Diagnostic Patents Can’t Get Past Mother Nature


Life sciences companies continue to lose in court over the patentability of diagnostic method claims, highlighting the difficulties in getting patents on medical diagnostic methods.

In a recent district court case, Mayo Collaborative Services LLC persuaded a court to toss an infringement complaint against it because the patent asserted against it claimed an invention based on a law of nature. Laws of nature aren’t eligible for patents.

The issue of which diagnostic claims are eligible for patenting has been roiling the life sciences community since 2012 when the U.S. Supreme Court found a diagnostic method claim patent ineligible in Mayo Collaborative Servs. v. Prometheus Labs., Inc.

The Mayo ruling and its progeny have made it more difficult for life sciences companies to protect their intellectual property, and some groups, including the Intellectual Property Law Owners Association, the American Bar Association, and the American Intellectual Property Law Association (AIPLA), are urging Congress to amend the patent law.
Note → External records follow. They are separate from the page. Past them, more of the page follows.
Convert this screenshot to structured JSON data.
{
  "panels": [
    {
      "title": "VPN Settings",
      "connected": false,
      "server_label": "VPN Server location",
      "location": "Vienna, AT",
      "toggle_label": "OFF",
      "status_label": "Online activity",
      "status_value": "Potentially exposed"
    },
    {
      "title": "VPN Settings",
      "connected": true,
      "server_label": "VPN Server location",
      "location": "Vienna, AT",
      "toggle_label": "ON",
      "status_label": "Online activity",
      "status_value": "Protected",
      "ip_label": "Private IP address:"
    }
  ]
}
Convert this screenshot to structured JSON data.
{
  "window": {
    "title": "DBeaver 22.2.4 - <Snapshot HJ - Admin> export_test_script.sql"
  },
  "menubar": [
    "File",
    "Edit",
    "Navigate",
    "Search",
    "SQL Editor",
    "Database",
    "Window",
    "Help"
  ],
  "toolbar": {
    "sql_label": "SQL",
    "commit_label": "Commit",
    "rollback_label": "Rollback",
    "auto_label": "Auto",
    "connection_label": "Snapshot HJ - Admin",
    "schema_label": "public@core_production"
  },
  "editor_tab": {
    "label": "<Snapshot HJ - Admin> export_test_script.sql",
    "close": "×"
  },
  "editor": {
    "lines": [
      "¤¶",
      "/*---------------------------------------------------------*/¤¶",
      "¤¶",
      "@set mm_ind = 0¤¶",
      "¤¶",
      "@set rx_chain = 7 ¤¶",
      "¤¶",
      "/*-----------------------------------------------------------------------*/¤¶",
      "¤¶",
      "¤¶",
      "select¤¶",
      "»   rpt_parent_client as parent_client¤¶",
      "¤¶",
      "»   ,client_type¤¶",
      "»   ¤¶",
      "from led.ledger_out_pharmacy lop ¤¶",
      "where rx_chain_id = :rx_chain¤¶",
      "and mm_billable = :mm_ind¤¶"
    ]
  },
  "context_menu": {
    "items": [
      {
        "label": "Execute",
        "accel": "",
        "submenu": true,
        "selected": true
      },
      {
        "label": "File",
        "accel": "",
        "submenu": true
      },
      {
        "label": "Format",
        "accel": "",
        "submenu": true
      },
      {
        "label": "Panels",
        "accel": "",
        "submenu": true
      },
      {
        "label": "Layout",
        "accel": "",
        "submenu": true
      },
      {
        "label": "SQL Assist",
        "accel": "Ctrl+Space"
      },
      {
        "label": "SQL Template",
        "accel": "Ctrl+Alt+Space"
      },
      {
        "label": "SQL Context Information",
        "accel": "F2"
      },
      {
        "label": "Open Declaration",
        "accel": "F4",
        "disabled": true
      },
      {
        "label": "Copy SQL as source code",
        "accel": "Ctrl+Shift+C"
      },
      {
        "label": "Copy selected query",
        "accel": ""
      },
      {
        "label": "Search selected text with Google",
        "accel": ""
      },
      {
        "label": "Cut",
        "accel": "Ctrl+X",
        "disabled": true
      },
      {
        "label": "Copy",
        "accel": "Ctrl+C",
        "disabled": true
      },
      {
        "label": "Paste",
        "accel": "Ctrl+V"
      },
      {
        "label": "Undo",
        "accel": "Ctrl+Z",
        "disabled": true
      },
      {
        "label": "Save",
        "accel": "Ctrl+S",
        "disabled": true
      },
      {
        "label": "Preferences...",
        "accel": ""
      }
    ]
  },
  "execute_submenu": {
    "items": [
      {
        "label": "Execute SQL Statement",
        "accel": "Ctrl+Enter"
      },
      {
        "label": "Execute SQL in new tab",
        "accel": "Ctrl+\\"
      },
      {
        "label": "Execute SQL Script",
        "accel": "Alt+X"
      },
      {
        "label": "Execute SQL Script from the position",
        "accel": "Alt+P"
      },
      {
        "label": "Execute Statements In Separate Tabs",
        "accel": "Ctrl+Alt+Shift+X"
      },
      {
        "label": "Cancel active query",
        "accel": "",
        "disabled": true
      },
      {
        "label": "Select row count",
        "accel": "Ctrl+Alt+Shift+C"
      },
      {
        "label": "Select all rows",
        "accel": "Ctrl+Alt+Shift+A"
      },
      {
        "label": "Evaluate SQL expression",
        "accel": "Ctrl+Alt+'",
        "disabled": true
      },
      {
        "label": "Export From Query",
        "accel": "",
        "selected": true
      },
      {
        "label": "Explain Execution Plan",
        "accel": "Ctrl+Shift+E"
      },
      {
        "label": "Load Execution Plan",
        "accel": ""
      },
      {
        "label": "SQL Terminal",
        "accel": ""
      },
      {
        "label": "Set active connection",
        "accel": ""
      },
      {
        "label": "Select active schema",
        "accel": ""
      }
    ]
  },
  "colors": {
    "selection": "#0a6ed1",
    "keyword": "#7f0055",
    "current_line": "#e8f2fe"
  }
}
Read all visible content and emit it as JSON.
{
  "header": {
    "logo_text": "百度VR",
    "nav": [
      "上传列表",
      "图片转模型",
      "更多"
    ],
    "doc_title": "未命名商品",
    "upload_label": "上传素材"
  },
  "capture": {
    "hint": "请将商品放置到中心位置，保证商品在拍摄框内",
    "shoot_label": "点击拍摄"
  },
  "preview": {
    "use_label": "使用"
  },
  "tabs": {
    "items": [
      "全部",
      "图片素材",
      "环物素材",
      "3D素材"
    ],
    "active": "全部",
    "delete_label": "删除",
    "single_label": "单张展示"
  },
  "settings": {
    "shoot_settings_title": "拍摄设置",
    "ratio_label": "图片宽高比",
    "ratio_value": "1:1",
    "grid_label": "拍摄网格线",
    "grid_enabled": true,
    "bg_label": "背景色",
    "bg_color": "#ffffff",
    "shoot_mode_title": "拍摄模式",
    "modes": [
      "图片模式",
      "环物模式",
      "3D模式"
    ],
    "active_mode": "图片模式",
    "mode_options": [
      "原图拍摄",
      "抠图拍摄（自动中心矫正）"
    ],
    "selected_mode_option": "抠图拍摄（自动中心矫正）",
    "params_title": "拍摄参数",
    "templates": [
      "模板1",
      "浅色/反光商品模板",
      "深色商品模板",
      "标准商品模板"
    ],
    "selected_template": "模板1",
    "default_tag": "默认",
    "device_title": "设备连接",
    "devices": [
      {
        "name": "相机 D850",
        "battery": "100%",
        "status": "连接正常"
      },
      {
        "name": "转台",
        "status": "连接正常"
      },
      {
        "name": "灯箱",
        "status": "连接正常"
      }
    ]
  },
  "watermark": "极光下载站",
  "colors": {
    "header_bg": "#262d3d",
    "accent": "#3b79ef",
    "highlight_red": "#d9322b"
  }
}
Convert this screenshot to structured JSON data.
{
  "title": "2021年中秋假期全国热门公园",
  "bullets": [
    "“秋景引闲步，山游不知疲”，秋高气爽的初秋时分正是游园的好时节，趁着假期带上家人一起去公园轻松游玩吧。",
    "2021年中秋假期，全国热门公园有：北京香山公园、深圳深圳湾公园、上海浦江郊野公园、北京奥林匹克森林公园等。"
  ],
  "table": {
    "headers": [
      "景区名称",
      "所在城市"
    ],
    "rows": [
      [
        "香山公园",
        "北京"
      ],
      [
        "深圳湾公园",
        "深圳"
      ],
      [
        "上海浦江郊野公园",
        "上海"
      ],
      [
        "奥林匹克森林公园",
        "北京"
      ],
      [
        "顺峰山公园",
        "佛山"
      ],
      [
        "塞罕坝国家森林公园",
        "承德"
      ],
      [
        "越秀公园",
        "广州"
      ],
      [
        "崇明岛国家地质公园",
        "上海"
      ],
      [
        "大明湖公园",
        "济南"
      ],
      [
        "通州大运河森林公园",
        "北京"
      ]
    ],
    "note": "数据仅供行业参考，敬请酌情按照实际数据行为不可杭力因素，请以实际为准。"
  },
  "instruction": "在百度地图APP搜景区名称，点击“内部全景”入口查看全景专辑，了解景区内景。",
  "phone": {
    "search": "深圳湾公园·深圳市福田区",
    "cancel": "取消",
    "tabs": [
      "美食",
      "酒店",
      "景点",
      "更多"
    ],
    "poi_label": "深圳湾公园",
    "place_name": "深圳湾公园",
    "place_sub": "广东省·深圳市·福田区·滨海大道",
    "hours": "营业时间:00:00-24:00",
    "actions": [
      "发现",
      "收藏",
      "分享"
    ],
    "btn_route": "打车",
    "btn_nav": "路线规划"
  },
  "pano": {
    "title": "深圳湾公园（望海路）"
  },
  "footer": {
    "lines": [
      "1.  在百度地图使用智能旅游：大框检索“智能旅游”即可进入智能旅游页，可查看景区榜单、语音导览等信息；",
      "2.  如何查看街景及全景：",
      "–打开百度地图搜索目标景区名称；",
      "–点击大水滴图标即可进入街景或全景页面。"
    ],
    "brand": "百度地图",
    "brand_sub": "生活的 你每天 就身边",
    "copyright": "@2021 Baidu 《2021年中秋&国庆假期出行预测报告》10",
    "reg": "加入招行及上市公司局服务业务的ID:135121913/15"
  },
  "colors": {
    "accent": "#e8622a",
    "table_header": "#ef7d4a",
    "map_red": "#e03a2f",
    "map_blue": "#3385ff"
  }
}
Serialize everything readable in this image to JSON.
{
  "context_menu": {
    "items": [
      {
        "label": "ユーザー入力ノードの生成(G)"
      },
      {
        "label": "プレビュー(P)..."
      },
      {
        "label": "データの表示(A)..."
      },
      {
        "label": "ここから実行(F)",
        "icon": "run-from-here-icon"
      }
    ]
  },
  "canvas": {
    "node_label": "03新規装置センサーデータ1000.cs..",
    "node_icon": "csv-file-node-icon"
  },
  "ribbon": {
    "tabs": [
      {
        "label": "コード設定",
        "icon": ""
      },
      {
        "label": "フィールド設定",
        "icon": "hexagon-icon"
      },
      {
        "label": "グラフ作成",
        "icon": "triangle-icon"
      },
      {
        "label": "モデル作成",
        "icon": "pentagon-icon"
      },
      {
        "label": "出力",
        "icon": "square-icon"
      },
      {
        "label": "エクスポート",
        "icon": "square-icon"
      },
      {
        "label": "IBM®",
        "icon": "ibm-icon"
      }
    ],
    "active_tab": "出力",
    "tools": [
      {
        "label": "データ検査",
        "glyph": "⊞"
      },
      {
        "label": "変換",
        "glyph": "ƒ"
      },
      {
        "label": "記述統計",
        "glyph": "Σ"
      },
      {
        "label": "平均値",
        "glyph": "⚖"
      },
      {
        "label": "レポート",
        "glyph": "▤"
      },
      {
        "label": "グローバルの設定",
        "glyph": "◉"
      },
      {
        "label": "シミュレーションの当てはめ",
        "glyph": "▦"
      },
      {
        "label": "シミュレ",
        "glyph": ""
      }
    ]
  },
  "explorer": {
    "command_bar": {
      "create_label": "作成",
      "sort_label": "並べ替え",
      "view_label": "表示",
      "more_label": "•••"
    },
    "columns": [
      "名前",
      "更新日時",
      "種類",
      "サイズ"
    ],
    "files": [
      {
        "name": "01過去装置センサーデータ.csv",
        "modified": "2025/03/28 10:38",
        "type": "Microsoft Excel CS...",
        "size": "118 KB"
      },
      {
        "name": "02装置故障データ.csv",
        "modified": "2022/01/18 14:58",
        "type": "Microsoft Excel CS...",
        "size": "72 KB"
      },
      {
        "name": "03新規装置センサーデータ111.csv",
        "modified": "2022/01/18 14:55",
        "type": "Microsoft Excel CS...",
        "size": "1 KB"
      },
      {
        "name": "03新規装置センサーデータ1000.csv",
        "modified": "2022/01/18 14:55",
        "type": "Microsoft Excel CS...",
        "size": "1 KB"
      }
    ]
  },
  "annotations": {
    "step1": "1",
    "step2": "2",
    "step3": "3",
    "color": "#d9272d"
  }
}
In the most recent case—in which Mayo was a defendant not the patent owner— the court found the plaintiff’s patent claims on a method for diagnosing neurotransmission disorders more quickly and accurately were invalid because they merely applied routine and conventional techniques to a law of nature.

The ruling is Athena Diagnostics, Inc. v. Mayo Collaborative Servs., LLC, 2017 BL 272965, D. Mass., No. 15-cv-40075, 8/4/17.